Mr Schleicher, the education director of the Organisation for Economic Development, said that Australia had a very significant drop in the results of students at the top of the PISA testing rankings in the past year.

"Australia has lost a lot of students with very good results, it's very significant this round and I think that's something to really think about," he said.

The Programme for International Student Assessment (PISA) is an international survey held every three years that pits the world's education systems against each other by testing the performance of 15-year-old students.

Australia's results have steadily declined over the past decade.

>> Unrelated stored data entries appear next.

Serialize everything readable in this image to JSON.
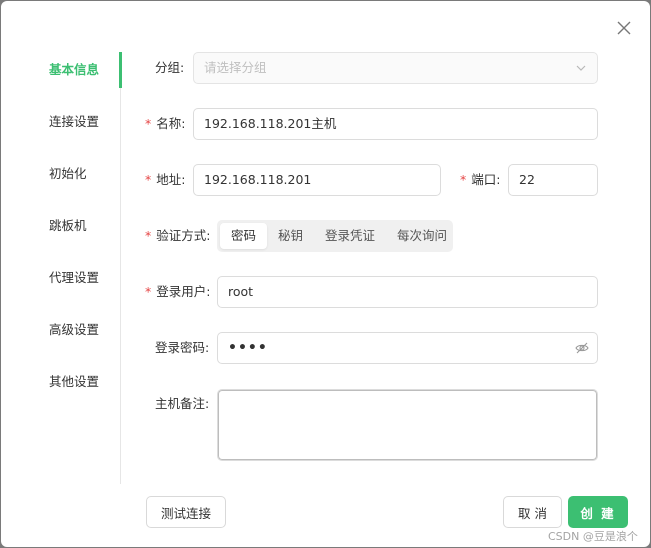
{
  "sidebar": {
    "items": [
      {
        "label": "基本信息",
        "active": true
      },
      {
        "label": "连接设置"
      },
      {
        "label": "初始化"
      },
      {
        "label": "跳板机"
      },
      {
        "label": "代理设置"
      },
      {
        "label": "高级设置"
      },
      {
        "label": "其他设置"
      }
    ]
  },
  "form": {
    "group": {
      "label": "分组:",
      "placeholder": "请选择分组"
    },
    "name": {
      "label": "名称:",
      "value": "192.168.118.201主机"
    },
    "address": {
      "label": "地址:",
      "value": "192.168.118.201"
    },
    "port": {
      "label": "端口:",
      "value": "22"
    },
    "auth": {
      "label": "验证方式:",
      "options": [
        "密码",
        "秘钥",
        "登录凭证",
        "每次询问"
      ],
      "selected": "密码"
    },
    "user": {
      "label": "登录用户:",
      "value": "root"
    },
    "password": {
      "label": "登录密码:",
      "masked_value": "••••"
    },
    "remark": {
      "label": "主机备注:",
      "value": ""
    },
    "required_mark": "*"
  },
  "footer": {
    "test_button": "测试连接",
    "cancel_button": "取 消",
    "create_button": "创 建"
  },
  "watermark": "CSDN @豆是浪个",
  "colors": {
    "accent": "#3cbf72",
    "required": "#e54545"
  }
}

Last year, Australia ranked 14th behind Poland, Germany and Vietnam, with up to 20 per cent of students unable to demonstrate basic skills.

Speaking at the Global Education and Skills Forum in Dubai, Mr Schleicher said Australia's emphasis on having teachers in front of a class over their own professional development was an area that needed addressing.

"[Australia] more or less defines teachers by the number of hours that [they] teach in front of students," he said. "That is part of the problem."  "We treat teachers as interchangeable widgets on the frontline - they are just there to implement prefabricated knowledge."

He said many countries were struggling to keep the best teachers in the profession because of curriculums that restrict creativity.  "There really is a complete lack of intellectual attractiveness to the teaching profession once you have that very industrial work organisation behind you," he said.

The past decade of Mr Schleicher's data-driven research, which has been harnessed by the education secretaries of both the US and Britain, found that several changes have allowed the world's most successful school systems to prosper.

According to Mr Schleicher, high-achieving education systems such as Finland have implemented selective teacher training with high academic standards, prioritised the development of teachers and principals as goals above reducing class sizes and allowed teachers to be creative in their implementation of the curriculum.

These systems also directed more resources to schools that have high numbers of students from lower socio-economic backgrounds.

NSW Education Minister Adrian Piccoli frequently cites Finland, where teachers are required to have a master's degree, as an ideal model for NSW.  In September, Mr Piccoli announced new entry standards for teachers, with higher minimum marks now required to enrol for an undergraduate teaching degree.

Mr Schleicher added that Australia's needs-based Gonski reforms, with increased investment in teacher training, were a positive step but that more commitment was needed.  "That is one of challenges in Australia - to make sure the funding continues to be channelled to schools with more needs," he said.

The federal government has not committed to the final two years of Gonski funding. According to school funding expert Jim McMorrow, NSW schools would be $1.27 billion worse off without the needs-based funding injection.